Introduction: Polydatin is a biologically active compound found in mulberries, grapes, and Polygonum cuspidatum, and it has uric acid-lowering effects. However, its urate-lowering effects and the molecular mechanisms underlying its function require further study. Methods: In this study, a hyperuricemic rat model was established to assess the effects of polydatin on uric acid levels. The body weight, serum biochemical indicators, and histopathological parameters of the rats were evaluated.

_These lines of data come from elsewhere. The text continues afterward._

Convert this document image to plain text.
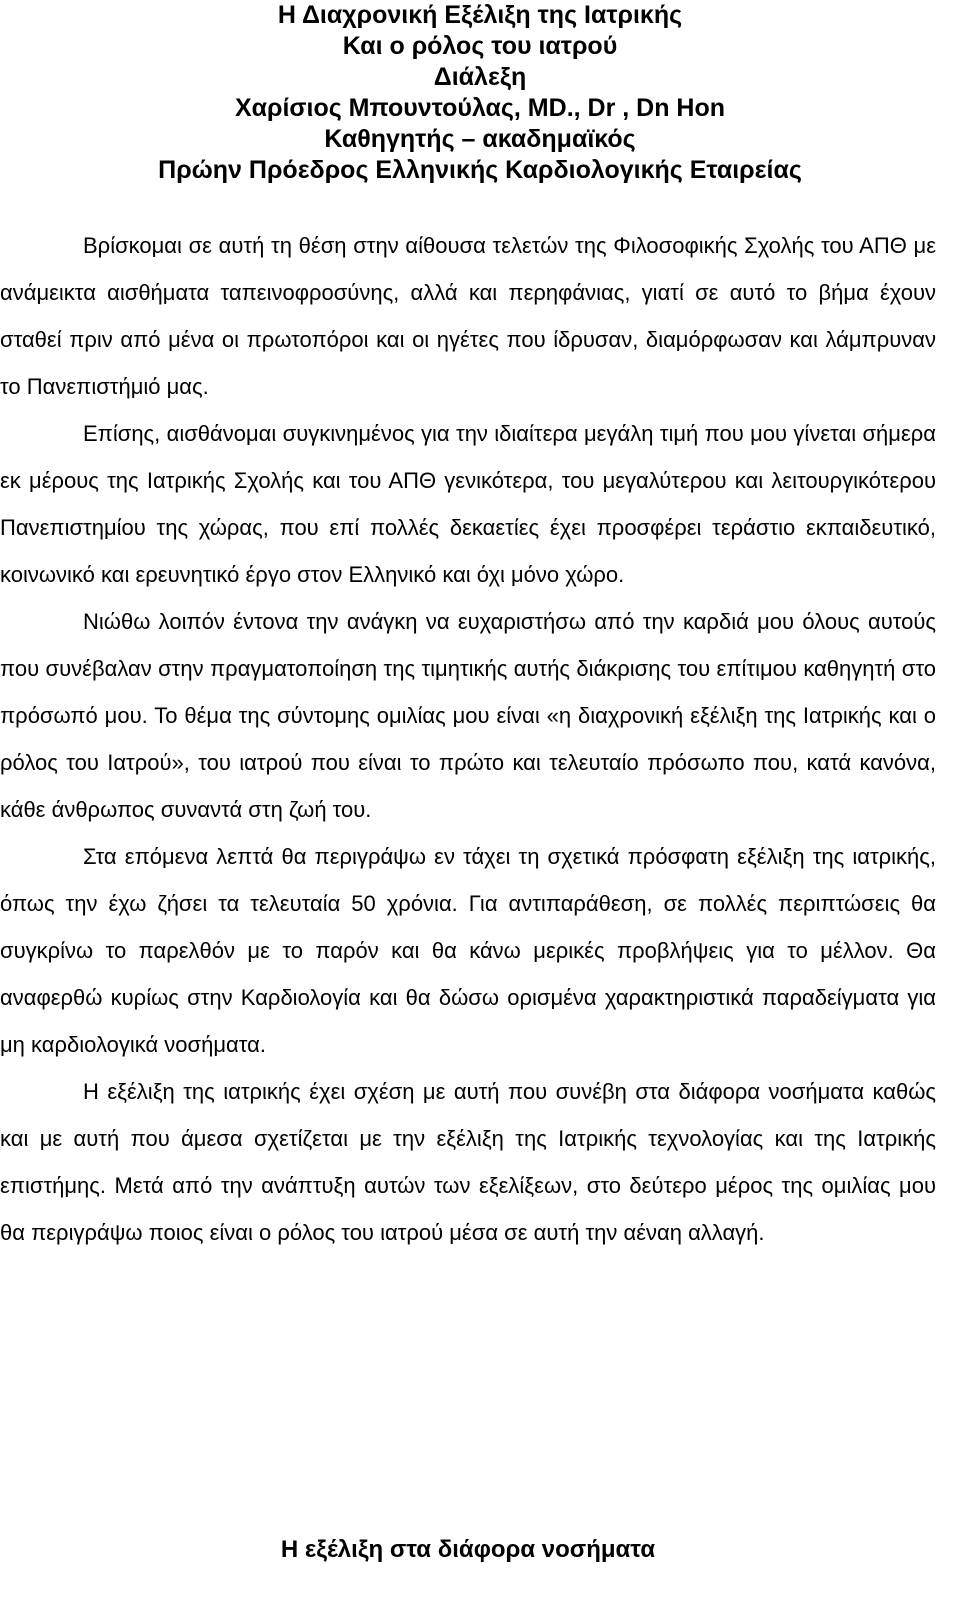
Η Διαχρονική Εξέλιξη της Ιατρικής
Και ο ρόλος του ιατρού
Διάλεξη
Χαρίσιος Μπουντούλας, MD., Dr , Dn Hon
Καθηγητής – ακαδημαϊκός
Πρώην Πρόεδρος Ελληνικής Καρδιολογικής Εταιρείας

Βρίσκομαι σε αυτή τη θέση στην αίθουσα τελετών της Φιλοσοφικής Σχολής του ΑΠΘ με ανάμεικτα αισθήματα ταπεινοφροσύνης, αλλά και περηφάνιας, γιατί σε αυτό το βήμα έχουν σταθεί πριν από μένα οι πρωτοπόροι και οι ηγέτες που ίδρυσαν, διαμόρφωσαν και λάμπρυναν το Πανεπιστήμιό μας.

Επίσης, αισθάνομαι συγκινημένος για την ιδιαίτερα μεγάλη τιμή που μου γίνεται σήμερα εκ μέρους της Ιατρικής Σχολής και του ΑΠΘ γενικότερα, του μεγαλύτερου και λειτουργικότερου Πανεπιστημίου της χώρας, που επί πολλές δεκαετίες έχει προσφέρει τεράστιο εκπαιδευτικό, κοινωνικό και ερευνητικό έργο στον Ελληνικό και όχι μόνο χώρο.

Νιώθω λοιπόν έντονα την ανάγκη να ευχαριστήσω από την καρδιά μου όλους αυτούς που συνέβαλαν στην πραγματοποίηση της τιμητικής αυτής διάκρισης του επίτιμου καθηγητή στο πρόσωπό μου. Το θέμα της σύντομης ομιλίας μου είναι «η διαχρονική εξέλιξη της Ιατρικής και ο ρόλος του Ιατρού», του ιατρού που είναι το πρώτο και τελευταίο πρόσωπο που, κατά κανόνα, κάθε άνθρωπος συναντά στη ζωή του.

Στα επόμενα λεπτά θα περιγράψω εν τάχει τη σχετικά πρόσφατη εξέλιξη της ιατρικής, όπως την έχω ζήσει τα τελευταία 50 χρόνια. Για αντιπαράθεση, σε πολλές περιπτώσεις θα συγκρίνω το παρελθόν με το παρόν και θα κάνω μερικές προβλήψεις για το μέλλον. Θα αναφερθώ κυρίως στην Καρδιολογία και θα δώσω ορισμένα χαρακτηριστικά παραδείγματα για μη καρδιολογικά νοσήματα.

Η εξέλιξη της ιατρικής έχει σχέση με αυτή που συνέβη στα διάφορα νοσήματα καθώς και με αυτή που άμεσα σχετίζεται με την εξέλιξη της Ιατρικής τεχνολογίας και της Ιατρικής επιστήμης. Μετά από την ανάπτυξη αυτών των εξελίξεων, στο δεύτερο μέρος της ομιλίας μου θα περιγράψω ποιος είναι ο ρόλος του ιατρού μέσα σε αυτή την αέναη αλλαγή.

Η εξέλιξη στα διάφορα νοσήματα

A UHPLC-Q-Exactive Orbitrap mass spectrometry-based metabolomics approach was applied to explore the potential mechanisms of action after polydatin treatment. Results: The results showed a trend of recovery in biochemical indicators after polydatin administration. In addition, polydatin could alleviate damage to the liver and kidneys. Untargeted metabolomics analysis revealed clear differences between hyperuricemic rats and the control group. Fourteen potential biomarkers were identified in the model group using principal component analysis and orthogonal partial least squares discriminant analysis. These differential metabolites are involved in amino acid, lipid, and energy metabolism. Of all the metabolites, the levels of L-phenylalanine, L-leucine, O-butanoylcarnitine, and dihydroxyacetone phosphate decreased, and the levels of L-tyrosine, sphinganine, and phytosphingosine significantly increased in hyperuricemic rats. After the administration of polydatin, the 14 differential metabolites could be inverted to varying degrees by regulating the perturbed metabolic pathway. Conclusion: This study has the potential to enhance our understanding of the mechanisms of hyperuricemia and demonstrate that polydatin is a promising potential adjuvant for lowering uric acid levels and alleviating hyperuricemia-related diseases.